Understanding Decline and Fall, and Learning from It

Dec. 10, 2016
The realm of security, prosperity, and civility we enjoy is threatened by self-indulgence Ancient and intriguing events Create, not conquer What justice demands

“In the second century of the Christian Era, the empire of Rome comprehended the fairest part of the earth and the most civilized portion of mankind.” This is how the great Edward Gibbon begins to explain The History of the Decline and Fall of the Roman Empire, his exhaustive and engrossing account of Western Civilization from the pinnacle of civic virtue, social order, and intellectual clarity represented by Imperial Rome, through the unraveling of all these things across 15 centuries, until finally Constantinople was conquered by the Ottomans. 

As an academic effort there is nothing comparable to Gibbon’s undertaking, which was to demonstrate how and why all the great achievements of human nature fell into chaos, ignorance, and suffering, despite all the obvious advantages of civilized life, and the comfort and security it brought to millions of people over most of the known world.

It’s also fascinating — fascinating to Gibbon, writing in the 1770s, and to readers ever since then. There are too many enjoyable aspects to list, but mainly the fascination is due to the clarity Gibbon brings to ancient and intriguing events, the humanity he conjures for the noble as well as the dishonorable characters who succeeded, but were doomed in any case, or who tried but failed, or who watched but could not understand the inevitability of what they were facing, nor why.

Understanding was Gibbon’s implicit purpose in the project: he realized the precariousness of civil society, and the value it provides to the great as well as the common individuals, even in an imperfect civilization. As he was researching and writing, Britain’s greatness was established, and still emerging, and yet it was actively bungling its opportunity in North America. The European continent had pulled itself out of the mire after Rome’s fall, over hundreds of years, and still another series of continental wars was ongoing – with the mob-driven Revolution in France just about to begin.

The desire for understanding is what drew readers to Decline and Fall then, and over the following 240 years, but understanding is difficult: it requires long consideration and close deliberation over details. It demands humility from the reader, who must set aside opinions and preferences in order to appreciate fully the implications of each detail. Like the building of a civilization, understanding must be done with care and judgment, with a determination to create rather than to conquer. The excessive impulses of human nature are what weakened and doomed Imperial Rome, and what limit individual growth and security at all times.

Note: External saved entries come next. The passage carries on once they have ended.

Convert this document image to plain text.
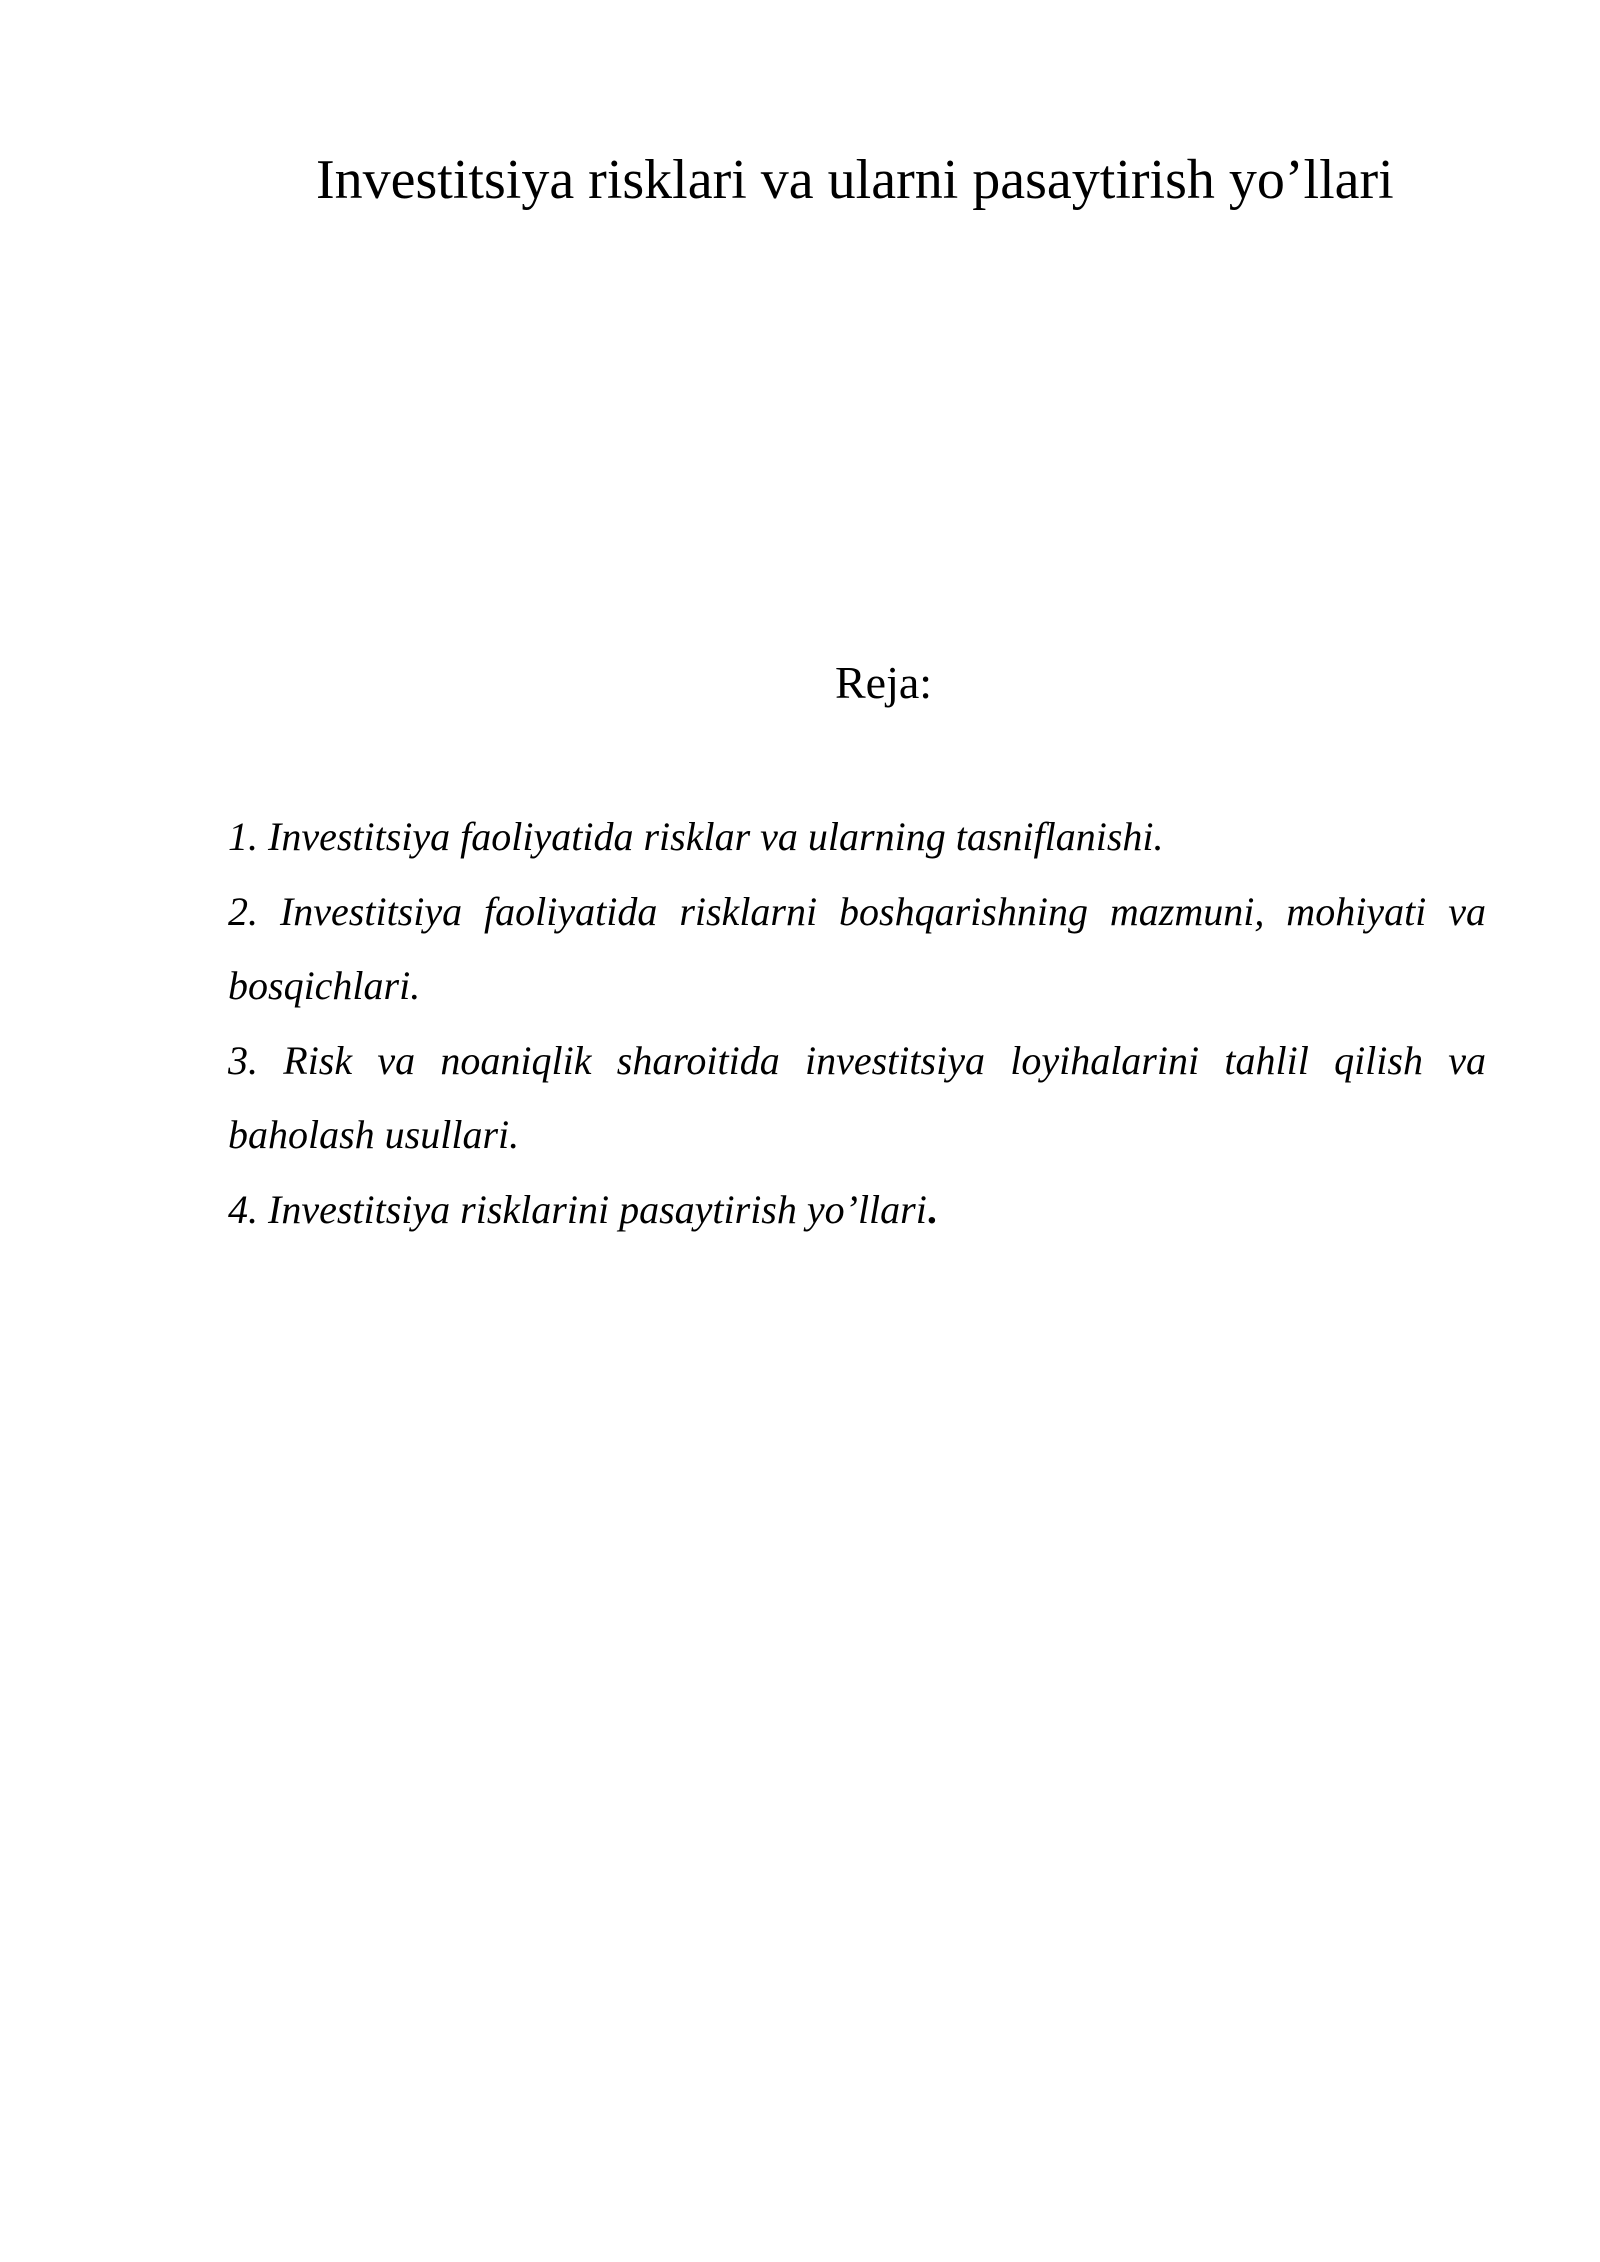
Investitsiya risklari va ularni pasaytirish yo’llari
Reja:
1. Investitsiya faoliyatida risklar va ularning tasniflanishi.
2. Investitsiya faoliyatida risklarni boshqarishning mazmuni, mohiyati va bosqichlari.
3. Risk va noaniqlik sharoitida investitsiya loyihalarini tahlil qilish va baholash usullari.
4. Investitsiya risklarini pasaytirish yo’llari.
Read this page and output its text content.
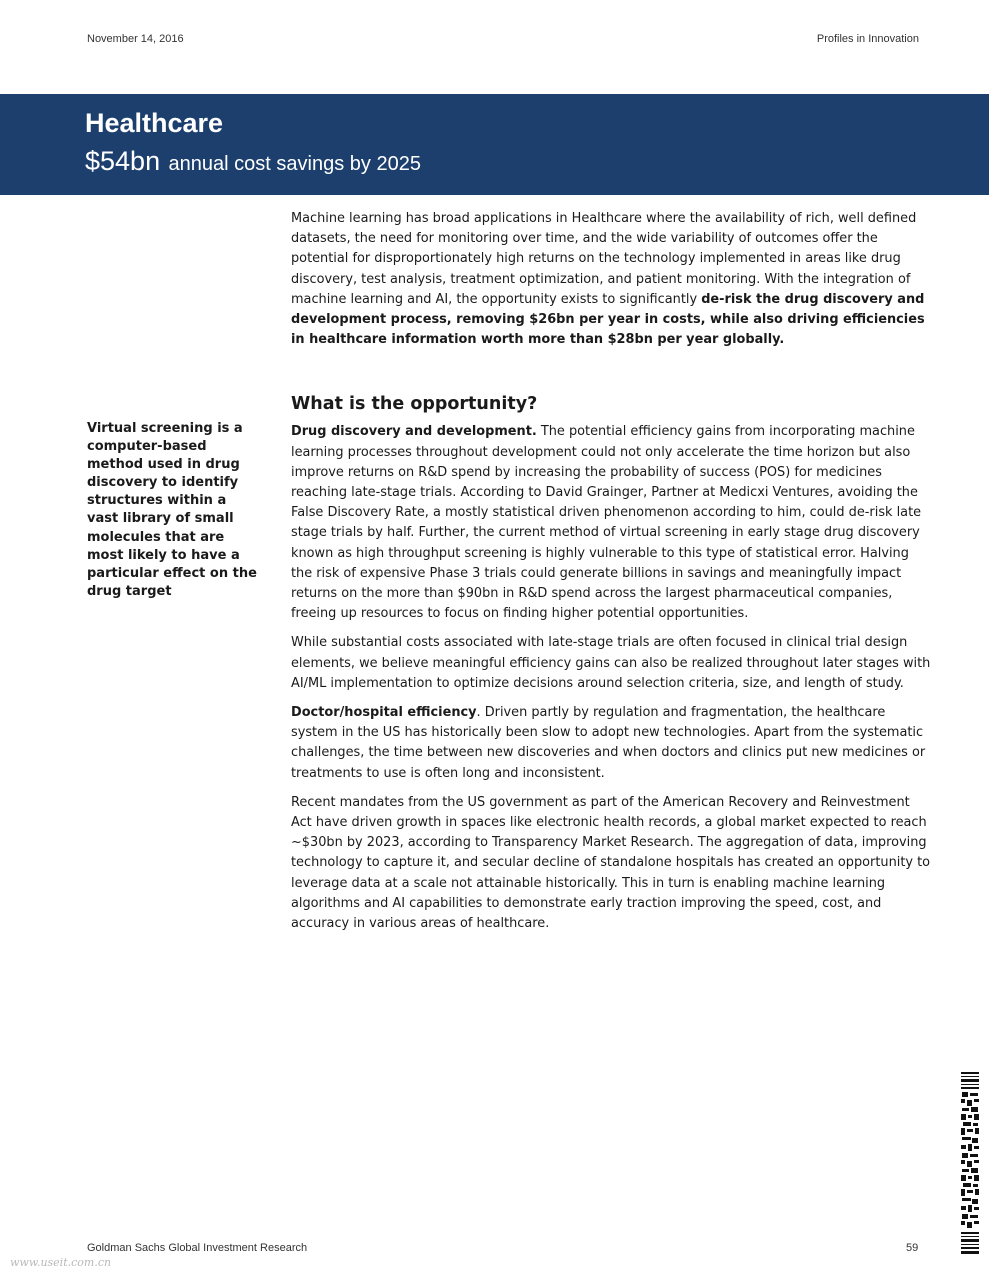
November 14, 2016	Profiles in Innovation
Healthcare
$54bn annual cost savings by 2025

Machine learning has broad applications in Healthcare where the availability of rich, well defined datasets, the need for monitoring over time, and the wide variability of outcomes offer the potential for disproportionately high returns on the technology implemented in areas like drug discovery, test analysis, treatment optimization, and patient monitoring. With the integration of machine learning and AI, the opportunity exists to significantly de-risk the drug discovery and development process, removing $26bn per year in costs, while also driving efficiencies in healthcare information worth more than $28bn per year globally.

What is the opportunity?

Drug discovery and development. The potential efficiency gains from incorporating machine learning processes throughout development could not only accelerate the time horizon but also improve returns on R&D spend by increasing the probability of success (POS) for medicines reaching late-stage trials. According to David Grainger, Partner at Medicxi Ventures, avoiding the False Discovery Rate, a mostly statistical driven phenomenon according to him, could de-risk late stage trials by half. Further, the current method of virtual screening in early stage drug discovery known as high throughput screening is highly vulnerable to this type of statistical error. Halving the risk of expensive Phase 3 trials could generate billions in savings and meaningfully impact returns on the more than $90bn in R&D spend across the largest pharmaceutical companies, freeing up resources to focus on finding higher potential opportunities.

While substantial costs associated with late-stage trials are often focused in clinical trial design elements, we believe meaningful efficiency gains can also be realized throughout later stages with AI/ML implementation to optimize decisions around selection criteria, size, and length of study.

Doctor/hospital efficiency. Driven partly by regulation and fragmentation, the healthcare system in the US has historically been slow to adopt new technologies. Apart from the systematic challenges, the time between new discoveries and when doctors and clinics put new medicines or treatments to use is often long and inconsistent.

Recent mandates from the US government as part of the American Recovery and Reinvestment Act have driven growth in spaces like electronic health records, a global market expected to reach ~$30bn by 2023, according to Transparency Market Research. The aggregation of data, improving technology to capture it, and secular decline of standalone hospitals has created an opportunity to leverage data at a scale not attainable historically. This in turn is enabling machine learning algorithms and AI capabilities to demonstrate early traction improving the speed, cost, and accuracy in various areas of healthcare.

Virtual screening is a computer-based method used in drug discovery to identify structures within a vast library of small molecules that are most likely to have a particular effect on the drug target
Goldman Sachs Global Investment Research	59
www.useit.com.cn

In this second century of the Modern Era, the empire built by free trade and respect for individual rights extends to the best parts of our world, and benefits the most civilized portions of human life today. And yet, we have a declining appreciation for order and we hesitate to enforce common standards of public courtesy and personal decency. Our public discourse is dominated by insults and ultimatums, by demands for personal satisfaction and demonstrations of profanity and incivility. “Respect” is demanded, but rarely offered. Rule breaking is celebrated and rewarded.

In the current explanation of our era, it is proposed and predicted that “globalism” is ending, and that the wave of progress and prosperity that has civilized and rewarded hundreds of millions of people in recent decades should be halted and reversed in a demonstration of justice.

But history does not reverse. Globalism may evolve but it does not retreat. It offers order and prosperity, but global chaos is an option too. If there are improvements to be made in our civilization, then a clearer understanding of the present moment is that we must give deeper consideration to our own weaknesses, excesses, and failings, beginning with new respect for what civilization requires, and how it provides for those who will uphold civic virtue.